“Draft No. 4” by John McPhee, The New Yorker, 4/29/2013
I do not consider myself a writer, despite writing 234,292 words for this blog over the years. (Uncle Tom’s Cabin has 182,647 words.) But when someone like John McPhee writes an article on writing, I take notice, sort of like a weekend duffer listening to Tiger Woods describing how he played a hole. We can all learn from the experts.
McPhee reads the second draft aloud to pick up clunkers and awkward phrasing. That could be a useful technique for anyone.
He goes through the fourth draft (hence, his title) marking any word that may be replaced with a better one.
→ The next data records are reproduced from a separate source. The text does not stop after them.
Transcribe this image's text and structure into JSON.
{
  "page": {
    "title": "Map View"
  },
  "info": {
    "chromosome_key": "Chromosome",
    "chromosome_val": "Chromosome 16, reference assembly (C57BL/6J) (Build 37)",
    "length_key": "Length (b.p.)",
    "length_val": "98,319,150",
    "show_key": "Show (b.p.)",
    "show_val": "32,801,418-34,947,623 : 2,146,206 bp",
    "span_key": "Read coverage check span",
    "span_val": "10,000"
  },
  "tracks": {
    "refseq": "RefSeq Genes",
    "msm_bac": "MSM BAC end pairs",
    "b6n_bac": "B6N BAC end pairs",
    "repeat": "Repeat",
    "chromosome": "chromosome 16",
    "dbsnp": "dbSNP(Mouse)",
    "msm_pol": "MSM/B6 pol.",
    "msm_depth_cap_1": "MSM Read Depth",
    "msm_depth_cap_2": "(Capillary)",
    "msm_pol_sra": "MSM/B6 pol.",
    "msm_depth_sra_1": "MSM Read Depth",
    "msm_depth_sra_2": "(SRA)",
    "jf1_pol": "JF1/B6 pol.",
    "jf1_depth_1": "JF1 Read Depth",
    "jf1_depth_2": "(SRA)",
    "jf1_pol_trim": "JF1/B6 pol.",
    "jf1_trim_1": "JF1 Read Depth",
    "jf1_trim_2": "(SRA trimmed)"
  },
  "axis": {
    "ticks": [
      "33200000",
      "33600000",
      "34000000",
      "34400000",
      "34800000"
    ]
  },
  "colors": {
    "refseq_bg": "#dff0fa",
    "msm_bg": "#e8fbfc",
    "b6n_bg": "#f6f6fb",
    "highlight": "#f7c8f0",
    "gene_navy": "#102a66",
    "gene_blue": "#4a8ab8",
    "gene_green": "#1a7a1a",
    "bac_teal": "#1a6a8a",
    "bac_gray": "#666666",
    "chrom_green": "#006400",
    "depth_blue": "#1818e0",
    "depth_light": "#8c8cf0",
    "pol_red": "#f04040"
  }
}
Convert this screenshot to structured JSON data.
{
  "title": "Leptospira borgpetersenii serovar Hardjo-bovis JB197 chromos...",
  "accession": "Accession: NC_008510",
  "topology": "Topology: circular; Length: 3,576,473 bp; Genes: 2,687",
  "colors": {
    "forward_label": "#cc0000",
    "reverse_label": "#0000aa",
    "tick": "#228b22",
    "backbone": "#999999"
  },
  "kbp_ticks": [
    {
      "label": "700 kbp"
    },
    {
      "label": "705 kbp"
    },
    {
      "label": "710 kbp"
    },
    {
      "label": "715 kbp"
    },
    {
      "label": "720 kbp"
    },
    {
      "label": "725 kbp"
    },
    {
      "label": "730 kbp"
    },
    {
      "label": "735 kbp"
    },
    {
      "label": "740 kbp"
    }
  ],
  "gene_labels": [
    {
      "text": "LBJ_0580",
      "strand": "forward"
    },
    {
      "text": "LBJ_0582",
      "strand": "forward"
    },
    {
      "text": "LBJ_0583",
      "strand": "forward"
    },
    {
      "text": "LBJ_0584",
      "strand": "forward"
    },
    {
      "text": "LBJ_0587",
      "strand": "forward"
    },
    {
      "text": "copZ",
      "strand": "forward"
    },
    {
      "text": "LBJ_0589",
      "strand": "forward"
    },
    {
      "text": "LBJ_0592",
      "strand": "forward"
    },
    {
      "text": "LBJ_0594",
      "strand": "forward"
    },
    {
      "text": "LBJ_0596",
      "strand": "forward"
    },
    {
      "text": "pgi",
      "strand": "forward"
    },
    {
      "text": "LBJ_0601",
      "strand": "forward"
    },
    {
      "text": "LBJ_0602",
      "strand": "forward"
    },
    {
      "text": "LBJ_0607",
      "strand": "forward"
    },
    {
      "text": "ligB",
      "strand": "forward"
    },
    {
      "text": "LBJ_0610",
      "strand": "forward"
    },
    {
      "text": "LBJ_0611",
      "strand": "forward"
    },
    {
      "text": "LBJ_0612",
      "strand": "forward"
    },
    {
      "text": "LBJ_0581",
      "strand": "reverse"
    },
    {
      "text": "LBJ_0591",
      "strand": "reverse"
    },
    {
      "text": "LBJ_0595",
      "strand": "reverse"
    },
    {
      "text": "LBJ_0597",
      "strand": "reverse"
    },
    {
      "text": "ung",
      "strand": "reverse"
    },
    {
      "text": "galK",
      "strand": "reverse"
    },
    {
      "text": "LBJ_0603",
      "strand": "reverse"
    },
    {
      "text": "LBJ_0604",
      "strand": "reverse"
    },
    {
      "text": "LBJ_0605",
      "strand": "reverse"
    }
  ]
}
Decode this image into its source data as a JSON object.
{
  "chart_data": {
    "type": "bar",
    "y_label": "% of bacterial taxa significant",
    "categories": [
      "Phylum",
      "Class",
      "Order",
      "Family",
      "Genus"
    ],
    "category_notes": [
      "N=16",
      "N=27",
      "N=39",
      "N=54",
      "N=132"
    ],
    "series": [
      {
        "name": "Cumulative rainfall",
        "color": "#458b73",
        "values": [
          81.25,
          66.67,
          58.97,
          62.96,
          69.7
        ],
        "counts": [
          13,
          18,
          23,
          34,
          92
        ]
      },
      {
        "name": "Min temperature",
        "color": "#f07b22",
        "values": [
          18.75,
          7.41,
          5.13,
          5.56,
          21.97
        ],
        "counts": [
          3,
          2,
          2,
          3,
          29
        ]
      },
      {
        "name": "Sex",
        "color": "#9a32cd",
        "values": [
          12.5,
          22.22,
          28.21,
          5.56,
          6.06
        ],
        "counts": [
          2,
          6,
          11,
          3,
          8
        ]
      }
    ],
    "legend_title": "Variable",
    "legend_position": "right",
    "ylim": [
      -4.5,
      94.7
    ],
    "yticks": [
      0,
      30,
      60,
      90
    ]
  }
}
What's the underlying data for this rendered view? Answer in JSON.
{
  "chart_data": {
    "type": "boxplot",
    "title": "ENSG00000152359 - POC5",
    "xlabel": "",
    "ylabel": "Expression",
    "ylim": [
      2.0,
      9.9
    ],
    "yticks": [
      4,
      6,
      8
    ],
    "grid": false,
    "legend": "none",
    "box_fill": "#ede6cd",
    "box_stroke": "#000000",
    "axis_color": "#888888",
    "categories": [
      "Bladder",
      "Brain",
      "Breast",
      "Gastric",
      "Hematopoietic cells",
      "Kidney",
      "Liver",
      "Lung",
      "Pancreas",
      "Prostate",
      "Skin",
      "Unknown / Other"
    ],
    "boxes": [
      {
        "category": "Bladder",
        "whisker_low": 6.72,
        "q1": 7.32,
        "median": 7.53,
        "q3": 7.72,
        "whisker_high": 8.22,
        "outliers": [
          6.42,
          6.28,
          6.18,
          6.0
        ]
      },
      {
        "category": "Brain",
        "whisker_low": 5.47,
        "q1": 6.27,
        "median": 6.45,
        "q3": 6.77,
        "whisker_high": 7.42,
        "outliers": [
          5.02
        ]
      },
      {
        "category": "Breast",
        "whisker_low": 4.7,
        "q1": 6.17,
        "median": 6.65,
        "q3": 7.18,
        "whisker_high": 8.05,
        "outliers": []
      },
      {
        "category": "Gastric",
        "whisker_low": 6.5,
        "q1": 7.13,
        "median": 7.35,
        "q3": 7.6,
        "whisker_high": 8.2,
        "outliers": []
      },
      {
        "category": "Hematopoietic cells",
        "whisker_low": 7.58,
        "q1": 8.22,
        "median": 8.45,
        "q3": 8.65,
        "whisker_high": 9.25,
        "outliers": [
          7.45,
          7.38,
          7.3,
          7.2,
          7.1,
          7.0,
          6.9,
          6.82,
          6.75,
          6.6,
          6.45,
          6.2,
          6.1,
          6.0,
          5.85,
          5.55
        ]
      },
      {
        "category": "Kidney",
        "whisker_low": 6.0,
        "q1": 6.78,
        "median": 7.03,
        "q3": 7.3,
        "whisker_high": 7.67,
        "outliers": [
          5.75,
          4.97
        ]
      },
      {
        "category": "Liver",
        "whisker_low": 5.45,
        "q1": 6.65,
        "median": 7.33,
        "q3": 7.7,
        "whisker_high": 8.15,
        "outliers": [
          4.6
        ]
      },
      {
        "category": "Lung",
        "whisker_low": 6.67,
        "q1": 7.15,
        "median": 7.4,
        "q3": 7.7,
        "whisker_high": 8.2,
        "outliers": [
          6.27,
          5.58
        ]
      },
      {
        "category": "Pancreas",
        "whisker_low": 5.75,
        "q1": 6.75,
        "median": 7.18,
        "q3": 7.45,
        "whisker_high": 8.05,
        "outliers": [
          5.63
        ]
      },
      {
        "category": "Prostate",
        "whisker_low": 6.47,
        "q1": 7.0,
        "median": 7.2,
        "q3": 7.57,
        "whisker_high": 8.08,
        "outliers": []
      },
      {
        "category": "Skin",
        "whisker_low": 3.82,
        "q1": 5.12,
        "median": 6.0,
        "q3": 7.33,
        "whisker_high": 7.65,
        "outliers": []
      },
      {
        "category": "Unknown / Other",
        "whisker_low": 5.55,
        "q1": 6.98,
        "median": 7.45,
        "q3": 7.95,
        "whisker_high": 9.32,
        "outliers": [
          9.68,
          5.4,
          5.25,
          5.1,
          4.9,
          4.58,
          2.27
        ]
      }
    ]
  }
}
These words are not wrong, just ones that seem to present an opportunity for improvement. To find that right word, he relies on a dictionary, not a thesaurus. “I spend a great deal more time looking up words I know than words I have never heard of—at least 99 to 1,” he tells us.
Exactly my experience. By far, most of my Google searches are for dictionary definitions of familiar words. Just enter a word followed by “def,” and it will open a list of dictionary references you can pick from.
Linguistic experts tell us there are no true synonyms. Dictionaries explain the differences between such words as “vertical,” “perpendicular,” and “plumb,” that at first glance may seem synonymous. And, the definitions often contain unexpected bits of useful information. From a dictionary, McPhee learned the word “arctic,” the subject of one of his books, comes from the Greek word for “bear” and refers to the area under the constellation “The Great Bear” (The Big Dipper).
A primary peeve of one of his early New Yorker’s editors in factual writing was indirection—sliding in facts piecemeal, leaving to the reader the task of gathering it together. Open an article with a sentence like “The house on Lover’s Lane was where the lovers loved loving,” and the editor would have asked, “What house?” “What lovers?” If you say “a house,” you are introducing it. If you say “the house,” you have mentioned it earlier and the reader knows which one you mean. (Only in fiction would we begin with “The house . . .” then weave in the details afterwards. Those readers are happy to be part of the discovery process.)
New Yorker articles are reviewed by five in-house editors before they are published. Each editor functions as a copy editor, page okayer, query proofreader, and second reader, making at least twenty checks on each article. All I have is myself, so I feel much better about my occasional errors that hide so skillfully when I proofread, then appear so painfully obvious a week later.